Mar 18, 2013 0 Share


Author's son holding up certificate of achievement.
Photo by Julie van der Poel

Cameron had a surprise at school on Friday. He was presented with an award for completing 180 days of paid employment. His employment support specialist from the adult service provider he’s enrolled with came to school and presented Cameron with a certificate and an iTunes gift card—which is Cameron’s second favorite form of currency. I must admit, when the agency representative contacted me about this milestone, my first reaction was, “Yeah … so?” I mean, Cameron is such a creature of habit, and loves his job so much, the idea that keeping that job for 180 days would be a remarkable milestone never occurred to me. But the agency representative confided that very few of their employees reach the 180-day mark.

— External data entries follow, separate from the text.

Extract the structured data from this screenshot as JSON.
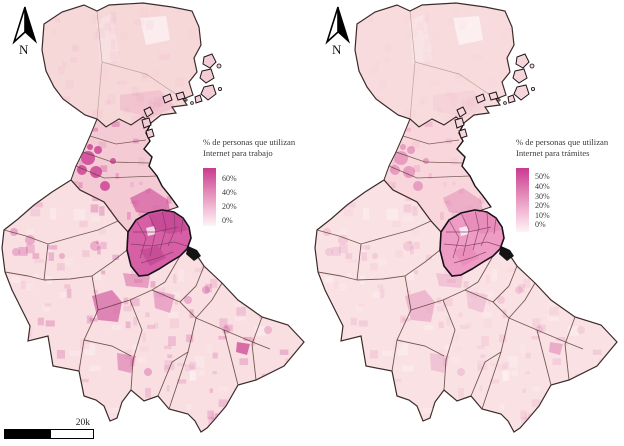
{
  "maps": [
    {
      "id": "trabajo",
      "legend_title": [
        "% de personas que utilizan",
        "Internet para trabajo"
      ],
      "legend_labels": [
        "60%",
        "40%",
        "20%",
        "0%"
      ],
      "speckle_intensity": 1.0,
      "fills": {
        "north": "#f7d8d9",
        "south": "#f9dfe2",
        "neck": "#f4cbd4",
        "islands": "#f3ccd6",
        "caba": "#d65fa5",
        "caba_dark": "#b83787"
      }
    },
    {
      "id": "tramites",
      "legend_title": [
        "% de personas que utilizan",
        "Internet para trámites"
      ],
      "legend_labels": [
        "50%",
        "40%",
        "30%",
        "20%",
        "10%",
        "0%"
      ],
      "speckle_intensity": 0.45,
      "fills": {
        "north": "#f8dcdd",
        "south": "#fae2e4",
        "neck": "#f8d6db",
        "islands": "#f6d6db",
        "caba": "#ef9cc5",
        "caba_dark": "#e47fb2"
      }
    }
  ],
  "compass": {
    "label": "N"
  },
  "scale_bar": {
    "label": "20k"
  },
  "colors": {
    "accent": "#ca3b91",
    "border": "#5d4038",
    "outline": "#3c2b2b",
    "caba_border": "#18101a",
    "coast": "#1b1418",
    "text": "#3a3a3a",
    "legend_gradient_top": "#c93b90",
    "legend_gradient_bottom": "#fdf4f6"
  }
}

Cameron was presented with his award during a classroom session of his internship class. (The class is structured such that each week, Tuesday through Thursday are on the job and Monday and Friday are in the classroom learning skills such as resume writing and interviewing.) The school’s Transition Specialist sent an email to administrators about Cameron’s achievement, which she forwarded to me. In her email, she said, “This is a nice example of our partnership with family and community resources.” It took me reading that sentence to truly appreciate the collaboration it took to get Cameron to the 180 days of paid employment milestone.

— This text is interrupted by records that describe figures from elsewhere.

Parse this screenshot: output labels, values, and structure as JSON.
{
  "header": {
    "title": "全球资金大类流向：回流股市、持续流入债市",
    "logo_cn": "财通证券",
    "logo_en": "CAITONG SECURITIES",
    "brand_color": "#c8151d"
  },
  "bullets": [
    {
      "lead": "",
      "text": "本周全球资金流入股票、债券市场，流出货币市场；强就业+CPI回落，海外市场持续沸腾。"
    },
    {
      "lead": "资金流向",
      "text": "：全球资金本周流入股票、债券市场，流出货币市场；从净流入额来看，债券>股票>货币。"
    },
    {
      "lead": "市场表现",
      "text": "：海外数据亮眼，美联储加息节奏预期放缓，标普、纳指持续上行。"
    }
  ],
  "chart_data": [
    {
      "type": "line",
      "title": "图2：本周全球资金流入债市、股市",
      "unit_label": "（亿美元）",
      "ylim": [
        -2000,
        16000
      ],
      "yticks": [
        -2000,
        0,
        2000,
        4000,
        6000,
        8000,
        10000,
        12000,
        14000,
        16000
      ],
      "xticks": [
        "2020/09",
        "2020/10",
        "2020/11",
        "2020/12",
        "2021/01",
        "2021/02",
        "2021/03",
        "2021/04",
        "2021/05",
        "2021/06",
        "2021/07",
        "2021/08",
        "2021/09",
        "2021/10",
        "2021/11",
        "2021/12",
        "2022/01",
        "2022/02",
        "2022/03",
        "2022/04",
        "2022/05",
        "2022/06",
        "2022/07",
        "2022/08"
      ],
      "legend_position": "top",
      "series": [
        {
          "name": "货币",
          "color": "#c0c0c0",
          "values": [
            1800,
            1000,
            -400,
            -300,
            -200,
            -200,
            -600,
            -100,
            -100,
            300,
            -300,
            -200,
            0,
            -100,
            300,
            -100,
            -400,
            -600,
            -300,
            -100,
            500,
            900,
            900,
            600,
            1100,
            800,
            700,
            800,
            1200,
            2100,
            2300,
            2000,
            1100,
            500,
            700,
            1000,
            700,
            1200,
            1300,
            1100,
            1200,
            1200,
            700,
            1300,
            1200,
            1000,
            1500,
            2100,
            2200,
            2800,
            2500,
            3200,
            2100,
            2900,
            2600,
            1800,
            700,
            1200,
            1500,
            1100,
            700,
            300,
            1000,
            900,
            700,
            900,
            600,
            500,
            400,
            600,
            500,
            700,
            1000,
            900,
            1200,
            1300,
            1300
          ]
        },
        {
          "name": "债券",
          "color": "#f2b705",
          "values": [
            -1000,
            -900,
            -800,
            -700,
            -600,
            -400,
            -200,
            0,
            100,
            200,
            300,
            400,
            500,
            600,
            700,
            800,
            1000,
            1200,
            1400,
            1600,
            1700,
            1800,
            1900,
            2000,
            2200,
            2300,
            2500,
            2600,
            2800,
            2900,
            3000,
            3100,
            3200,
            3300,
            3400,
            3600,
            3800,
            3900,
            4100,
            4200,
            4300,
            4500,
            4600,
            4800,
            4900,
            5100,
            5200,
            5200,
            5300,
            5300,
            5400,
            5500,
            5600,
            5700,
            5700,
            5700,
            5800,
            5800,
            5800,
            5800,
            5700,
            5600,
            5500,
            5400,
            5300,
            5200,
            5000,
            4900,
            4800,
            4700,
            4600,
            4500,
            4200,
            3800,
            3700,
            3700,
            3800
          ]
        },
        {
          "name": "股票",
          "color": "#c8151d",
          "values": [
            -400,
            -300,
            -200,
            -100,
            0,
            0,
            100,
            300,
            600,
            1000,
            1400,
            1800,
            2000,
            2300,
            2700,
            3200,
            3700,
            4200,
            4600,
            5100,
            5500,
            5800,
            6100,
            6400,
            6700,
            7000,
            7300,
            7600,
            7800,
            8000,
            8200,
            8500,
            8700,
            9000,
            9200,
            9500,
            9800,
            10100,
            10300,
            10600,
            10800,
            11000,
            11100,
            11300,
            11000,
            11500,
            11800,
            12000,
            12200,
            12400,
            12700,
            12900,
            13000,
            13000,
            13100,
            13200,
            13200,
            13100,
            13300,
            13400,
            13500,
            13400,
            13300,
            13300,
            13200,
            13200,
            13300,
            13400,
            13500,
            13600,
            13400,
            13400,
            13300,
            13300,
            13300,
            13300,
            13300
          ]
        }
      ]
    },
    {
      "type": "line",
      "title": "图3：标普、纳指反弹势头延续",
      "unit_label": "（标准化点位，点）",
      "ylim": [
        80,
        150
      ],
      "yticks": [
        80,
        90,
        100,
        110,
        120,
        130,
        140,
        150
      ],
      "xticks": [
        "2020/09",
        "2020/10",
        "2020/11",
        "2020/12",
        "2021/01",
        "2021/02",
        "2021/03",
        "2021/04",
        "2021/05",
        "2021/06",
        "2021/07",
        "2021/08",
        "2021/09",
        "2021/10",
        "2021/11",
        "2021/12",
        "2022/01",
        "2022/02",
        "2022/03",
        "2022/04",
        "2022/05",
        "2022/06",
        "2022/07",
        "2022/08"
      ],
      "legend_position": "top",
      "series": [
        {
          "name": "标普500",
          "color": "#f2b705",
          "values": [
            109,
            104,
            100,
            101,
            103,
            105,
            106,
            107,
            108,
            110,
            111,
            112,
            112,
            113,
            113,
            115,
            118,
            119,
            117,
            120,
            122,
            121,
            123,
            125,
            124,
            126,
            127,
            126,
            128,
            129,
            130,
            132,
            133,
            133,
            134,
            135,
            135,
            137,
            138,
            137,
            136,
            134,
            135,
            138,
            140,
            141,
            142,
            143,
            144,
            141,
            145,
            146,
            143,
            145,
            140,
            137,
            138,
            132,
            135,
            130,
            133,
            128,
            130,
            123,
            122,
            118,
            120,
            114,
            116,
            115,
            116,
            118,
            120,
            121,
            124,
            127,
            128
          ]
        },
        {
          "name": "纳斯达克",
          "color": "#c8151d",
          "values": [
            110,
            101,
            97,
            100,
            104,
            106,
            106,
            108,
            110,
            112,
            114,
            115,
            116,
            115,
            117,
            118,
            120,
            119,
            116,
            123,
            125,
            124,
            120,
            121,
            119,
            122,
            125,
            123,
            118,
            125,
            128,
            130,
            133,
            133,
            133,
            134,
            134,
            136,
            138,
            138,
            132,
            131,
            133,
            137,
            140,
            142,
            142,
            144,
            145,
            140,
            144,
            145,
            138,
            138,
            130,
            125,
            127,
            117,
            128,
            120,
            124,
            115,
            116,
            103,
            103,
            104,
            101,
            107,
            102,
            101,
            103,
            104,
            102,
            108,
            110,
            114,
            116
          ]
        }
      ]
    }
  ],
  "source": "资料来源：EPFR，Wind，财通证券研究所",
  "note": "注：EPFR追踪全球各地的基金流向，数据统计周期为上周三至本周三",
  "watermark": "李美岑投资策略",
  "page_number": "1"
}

Here’s how this “It Takes a Village” collaboration plays out: My neighbor introduced me to a restaurant owner, who offered Cameron an internship upon learning that Cameron’s dream in life is to own his own pizzeria one day. Cameron’s school (and his Transition teacher) supported this opportunity by allowing him to travel outside the normal internship radius, providing travel training, and accommodating his schedule so that he could miss the end of day at school and return home from his internship. The adult service provider came on the scene, and championed the transition from internship to paid employment and from paid employment to additional hours and new skill development. I’ve stayed in the wings, gently nudging where I think nudging is needed. (I nudged for additional hours and training of new skills.) Luckily for me, all parties have been supportive of my involvement, and dare I say, appreciative? There is no doubt that I am appreciative of all parties’ involved.

I am very proud of Cameron, and don’t want my “Yeah… so?” attitude towards his adult service provider’s milestone to paint me as a cynic. But … rewarding Cameron for 180 days of employment is a little misleading to me. Cameron has not gone to work for 180 days. He was hired 180 days ago. And he works eight hours per week. Don’t get me wrong. Cameron’s schedule is great for Cameron, and is just what he needs in terms of hours and workload. In terms of outcomes for this adult service provider however, does someone being employed for eight hours a week for four months really warrant a celebration? Again, I’m very proud of Cameron, and have great gratitude for those that support him in his endeavors. But for the greater population of disabled employees, we really need to scrutinize outcomes and determine if success is really in the eye of the beholder, or if success is something we can all celebrate.